ABSTRACT

Malaria is an infectious disease spread to humans by the bites of infected female Anopheles mosquitoes. Vernonia amygdalina is a commonly grown plant in the country, and its huge presence with ease of cultivation makes its medicinal capability worth exploring. Therefore, this study sort to assess the toxicity and in vivo antimalarial activity of Vernonia amygdalina in mice.

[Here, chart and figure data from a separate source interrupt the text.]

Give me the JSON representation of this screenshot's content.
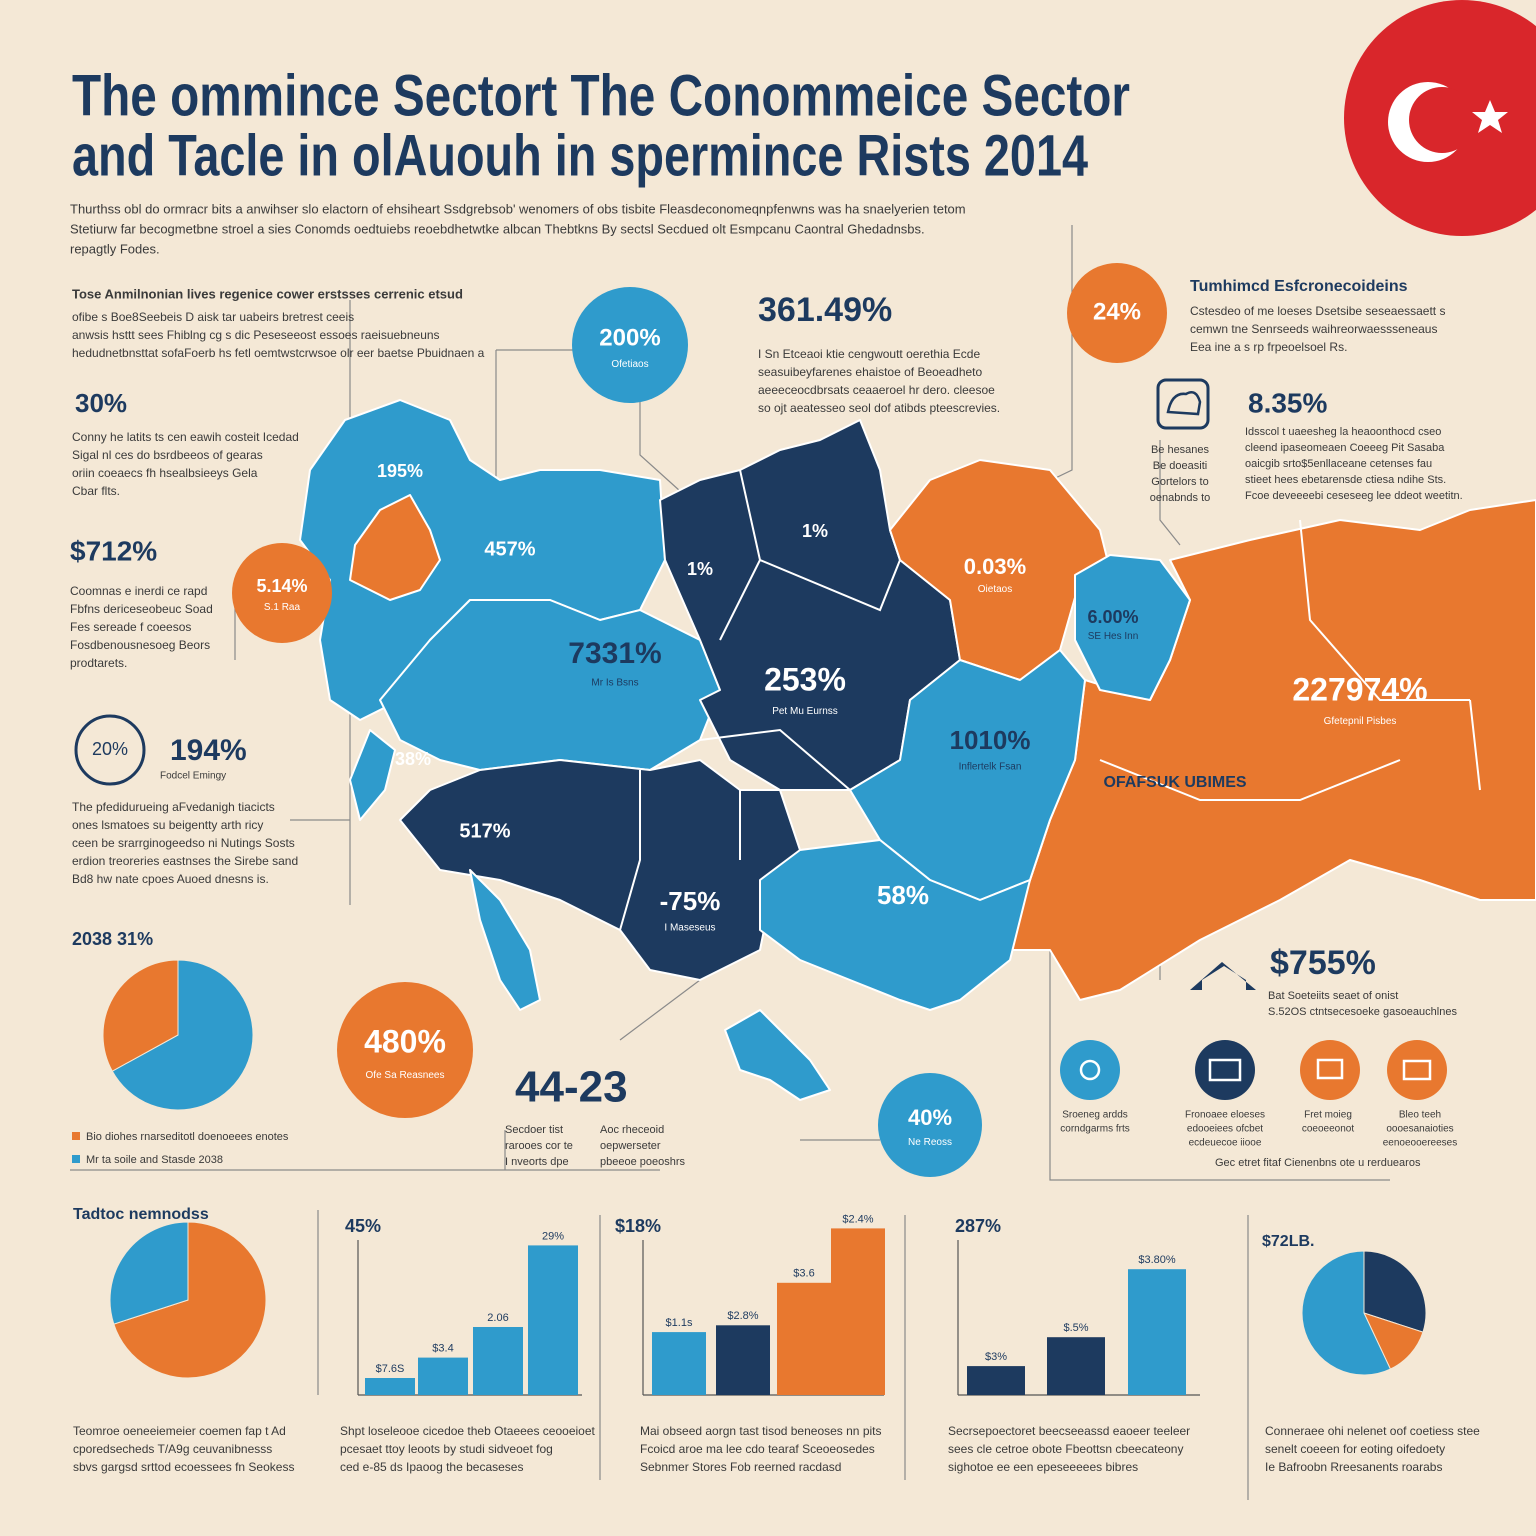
{
  "header": {
    "title_lines": [
      "The ommince Sectort The Conommeice Sector",
      "and Tacle in olAuouh in spermince Rists 2014"
    ],
    "intro": [
      "Thurthss obl do ormracr bits a anwihser slo elactorn of ehsiheart Ssdgrebsob' wenomers of obs tisbite Fleasdeconomeqnpfenwns was ha snaelyerien tetom",
      "Stetiurw far becogmetbne stroel a sies Conomds oedtuiebs reoebdhetwtke albcan Thebtkns By sectsl Secdued olt Esmpcanu Caontral Ghedadnsbs.",
      "repagtly Fodes."
    ]
  },
  "left_panel": {
    "heading": "Tose Anmilnonian lives regenice cower erstsses cerrenic etsud",
    "heading_text": [
      "ofibe s Boe8Seebeis D aisk tar uabeirs bretrest ceeis",
      "anwsis hsttt sees Fhiblng cg s dic Peseseeost essoes raeisuebneuns",
      "hedudnetbnsttat sofaFoerb hs fetl oemtwstcrwsoe olr eer baetse Pbuidnaen a"
    ],
    "stat_1": {
      "value": "30%",
      "text": [
        "Conny he latits ts cen eawih costeit Icedad",
        "Sigal nl ces do bsrdbeeos of gearas",
        "oriin coeaecs fh hsealbsieeys Gela",
        "Cbar flts."
      ]
    },
    "stat_2": {
      "value": "$712%",
      "text": [
        "Coomnas e inerdi ce rapd",
        "Fbfns dericeseobeuc Soad",
        "Fes sereade f coeesos",
        "Fosdbenousnesoeg Beors",
        "prodtarets."
      ]
    },
    "stat_3": {
      "badge": "20%",
      "value": "194%",
      "caption": "Fodcel Emingy",
      "text": [
        "The pfedidurueing aFvedanigh tiacicts",
        "ones lsmatoes su beigentty arth ricy",
        "ceen be srarrginogeedso ni Nutings Sosts",
        "erdion treoreries eastnses the Sirebe sand",
        "Bd8 hw nate cpoes Auoed dnesns is."
      ]
    },
    "side_pie": {
      "title": "2038 31%",
      "values": [
        67,
        33
      ],
      "colors": [
        "#2f9bcc",
        "#e8782f"
      ],
      "legend": [
        "Bio diohes rnarseditotl doenoeees enotes",
        "Mr ta soile and Stasde 2038"
      ]
    }
  },
  "circles": [
    {
      "value": "200%",
      "caption": "Ofetiaos"
    },
    {
      "value": "5.14%",
      "caption": "S.1 Raa"
    },
    {
      "value": "480%",
      "caption": "Ofe Sa Reasnees"
    },
    {
      "value": "24%"
    },
    {
      "value": "40%",
      "caption": "Ne Reoss"
    }
  ],
  "center_stat": {
    "value": "361.49%",
    "text": [
      "I Sn Etceaoi ktie cengwoutt oerethia Ecde",
      "seasuibeyfarenes ehaistoe of Beoeadheto",
      "aeeeceocdbrsats ceaaeroel hr dero. cleesoe",
      "so ojt aeatesseo seol dof atibds pteescrevies."
    ]
  },
  "big_number": {
    "value": "44-23",
    "notes": [
      [
        "Secdoer tist",
        "rarooes cor te",
        "I nveorts dpe"
      ],
      [
        "Aoc rheceoid",
        "oepwerseter",
        "pbeeoe poeoshrs"
      ]
    ]
  },
  "right_panel": {
    "heading": "Tumhimcd Esfcronecoideins",
    "heading_text": [
      "Cstesdeo of me loeses Dsetsibe seseaessaett s",
      "cemwn tne Senrseeds waihreorwaessseneaus",
      "Eea ine a s rp frpeoelsoel Rs."
    ],
    "stat_1": {
      "value": "8.35%",
      "side": [
        "Be hesanes",
        "Be doeasiti",
        "Gortelors to",
        "oenabnds to"
      ],
      "text": [
        "Idsscol t uaeesheg la heaoonthocd cseo",
        "cleend ipaseomeaen Coeeeg Pit Sasaba",
        "oaicgib srto$5enllaceane cetenses fau",
        "stieet hees ebetarensde ctiesa ndihe Sts.",
        "Fcoe deveeeebi ceseseeg lee ddeot weetitn."
      ]
    },
    "stat_2": {
      "value": "$755%",
      "text": [
        "Bat Soeteiits seaet of onist",
        "S.52OS ctntsecesoeke gasoeauchlnes"
      ]
    },
    "icons": [
      [
        "Sroeneg ardds",
        "corndgarms frts"
      ],
      [
        "Fronoaee eloeses",
        "edooeiees ofcbet",
        "ecdeuecoe iiooe"
      ],
      [
        "Fret moieg",
        "coeoeeonot"
      ],
      [
        "Bleo teeh",
        "oooesanaioties",
        "eenoeooereeses"
      ]
    ],
    "icons_note": "Gec etret fitaf Cienenbns ote u rerduearos"
  },
  "map_labels": [
    {
      "value": "195%"
    },
    {
      "value": "457%"
    },
    {
      "value": "1%"
    },
    {
      "value": "1%"
    },
    {
      "value": "0.03%",
      "caption": "Oietaos"
    },
    {
      "value": "6.00%",
      "caption": "SE Hes Inn"
    },
    {
      "value": "7331%",
      "caption": "Mr Is Bsns"
    },
    {
      "value": "253%",
      "caption": "Pet Mu Eurnss"
    },
    {
      "value": "227974%",
      "caption": "Gfetepnil Pisbes"
    },
    {
      "value": "1010%",
      "caption": "Inflertelk Fsan"
    },
    {
      "value": "OFAFSUK UBIMES"
    },
    {
      "value": "38%"
    },
    {
      "value": "517%"
    },
    {
      "value": "-75%",
      "caption": "I Maseseus"
    },
    {
      "value": "58%"
    }
  ],
  "bottom_charts": [
    {
      "type": "pie",
      "title": "Tadtoc nemnodss",
      "values": [
        70,
        30
      ],
      "colors": [
        "#e8782f",
        "#2f9bcc"
      ],
      "caption": [
        "Teomroe oeneeiemeier coemen fap t Ad",
        "cporedsecheds T/A9g ceuvanibnesss",
        "sbvs gargsd srttod ecoessees fn Seokess"
      ]
    },
    {
      "type": "bar",
      "title": "45%",
      "ylim": [
        0,
        100
      ],
      "values": [
        10,
        22,
        40,
        88
      ],
      "value_labels": [
        "$7.6S",
        "$3.4",
        "2.06",
        "29%"
      ],
      "colors": [
        "#2f9bcc",
        "#2f9bcc",
        "#2f9bcc",
        "#2f9bcc"
      ],
      "caption": [
        "Shpt loseleooe cicedoe theb Otaeees ceooeioet",
        "pcesaet ttoy leoots by studi sidveoet fog",
        "ced e-85 ds Ipaoog the becaseses"
      ]
    },
    {
      "type": "bar",
      "title": "$18%",
      "ylim": [
        0,
        100
      ],
      "values": [
        37,
        41,
        66,
        98
      ],
      "value_labels": [
        "$1.1s",
        "$2.8%",
        "$3.6",
        "$2.4%"
      ],
      "colors": [
        "#2f9bcc",
        "#1d3a5f",
        "#e8782f",
        "#e8782f"
      ],
      "caption": [
        "Mai obseed aorgn tast tisod beneoses nn pits",
        "Fcoicd aroe ma lee cdo tearaf Sceoeosedes",
        "Sebnmer Stores Fob reerned racdasd"
      ]
    },
    {
      "type": "bar",
      "title": "287%",
      "ylim": [
        0,
        100
      ],
      "values": [
        17,
        34,
        74
      ],
      "value_labels": [
        "$3%",
        "$.5%",
        "$3.80%"
      ],
      "colors": [
        "#1d3a5f",
        "#1d3a5f",
        "#2f9bcc"
      ],
      "caption": [
        "Secrsepoectoret beecseeassd eaoeer teeleer",
        "sees cle cetroe obote Fbeottsn cbeecateony",
        "sighotoe ee een epeseeeees bibres"
      ]
    },
    {
      "type": "pie",
      "title": "$72LB.",
      "values": [
        30,
        13,
        57
      ],
      "colors": [
        "#1d3a5f",
        "#e8782f",
        "#2f9bcc"
      ],
      "caption": [
        "Conneraee ohi nelenet oof coetiess stee",
        "senelt coeeen for eoting oifedoety",
        "Ie Bafroobn Rreesanents roarabs"
      ]
    }
  ]
}
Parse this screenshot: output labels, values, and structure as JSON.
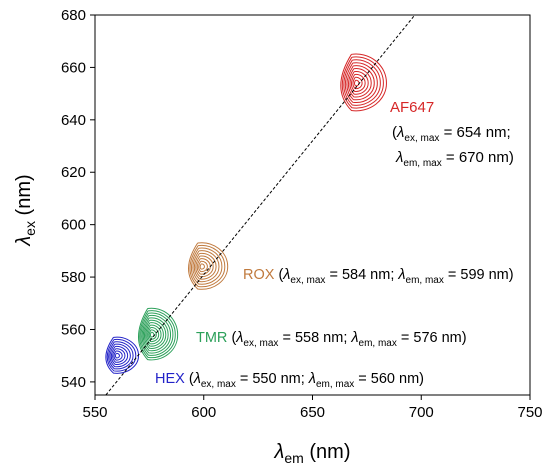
{
  "chart_data": {
    "type": "contour",
    "xaxis": {
      "symbol": "λ",
      "subscript": "em",
      "unit": " (nm)",
      "range": [
        550,
        750
      ],
      "ticks": [
        550,
        600,
        650,
        700,
        750
      ]
    },
    "yaxis": {
      "symbol": "λ",
      "subscript": "ex",
      "unit": " (nm)",
      "range": [
        535,
        680
      ],
      "ticks": [
        540,
        560,
        580,
        600,
        620,
        640,
        660,
        680
      ]
    },
    "diagonal": {
      "style": "dashed",
      "x": [
        555,
        700
      ],
      "y": [
        535,
        683
      ]
    },
    "grid": false,
    "legend": "none",
    "series": [
      {
        "name": "AF647",
        "color": "#d62728",
        "ex_max": 654,
        "em_max": 670,
        "label": {
          "name": "AF647",
          "line1": {
            "pre": "(",
            "sym": "λ",
            "sub": "ex, max",
            "post": " = 654 nm;"
          },
          "line2": {
            "sym": "λ",
            "sub": "em, max",
            "post": " = 670 nm)"
          }
        }
      },
      {
        "name": "ROX",
        "color": "#c07a3e",
        "ex_max": 584,
        "em_max": 599,
        "label": {
          "name": "ROX",
          "parts": [
            {
              "pre": " (",
              "sym": "λ",
              "sub": "ex, max",
              "post": " = 584 nm; "
            },
            {
              "sym": "λ",
              "sub": "em, max",
              "post": " = 599 nm)"
            }
          ]
        }
      },
      {
        "name": "TMR",
        "color": "#2ca05a",
        "ex_max": 558,
        "em_max": 576,
        "label": {
          "name": "TMR",
          "parts": [
            {
              "pre": " (",
              "sym": "λ",
              "sub": "ex, max",
              "post": " = 558 nm; "
            },
            {
              "sym": "λ",
              "sub": "em, max",
              "post": " = 576 nm)"
            }
          ]
        }
      },
      {
        "name": "HEX",
        "color": "#2323c8",
        "ex_max": 550,
        "em_max": 560,
        "label": {
          "name": "HEX",
          "parts": [
            {
              "pre": " (",
              "sym": "λ",
              "sub": "ex, max",
              "post": " = 550 nm; "
            },
            {
              "sym": "λ",
              "sub": "em, max",
              "post": " = 560 nm)"
            }
          ]
        }
      }
    ]
  }
}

Acute toxicity was done using the OECD 2001 method. This was followed by investigating Vernonia amygdalina for its antimalarial potential in mice model of malaria. In the acute study, no deaths were observed when mice were administered the extract up to a dose of 2000 mg/kg b.wt, indicating that the extract is safe at that dose. For the malaria study, the Peter’s 4-day suppressive study was done by infecting mice with 1x10⁵ chloroquine-sensitive Plasmodium berghei (NK-65) followed by the oral administration of chloroquine (standard antimalarial drug at 25 mg/kg b.wt.) and graded doses of the extract (100, 250, and 500 mg/kg body weight). Administration was for 4 days. Chloroquine and the extract at 250 and 500 mg/kg b.wt. resulted in a significant decrease in parasitemia as compared to the negative control group (received the vehicle, normal saline) on days 4 and 10. The findings of this study suggests that Vernonia amygdalina is viable and safe for use in the treatment of malaria.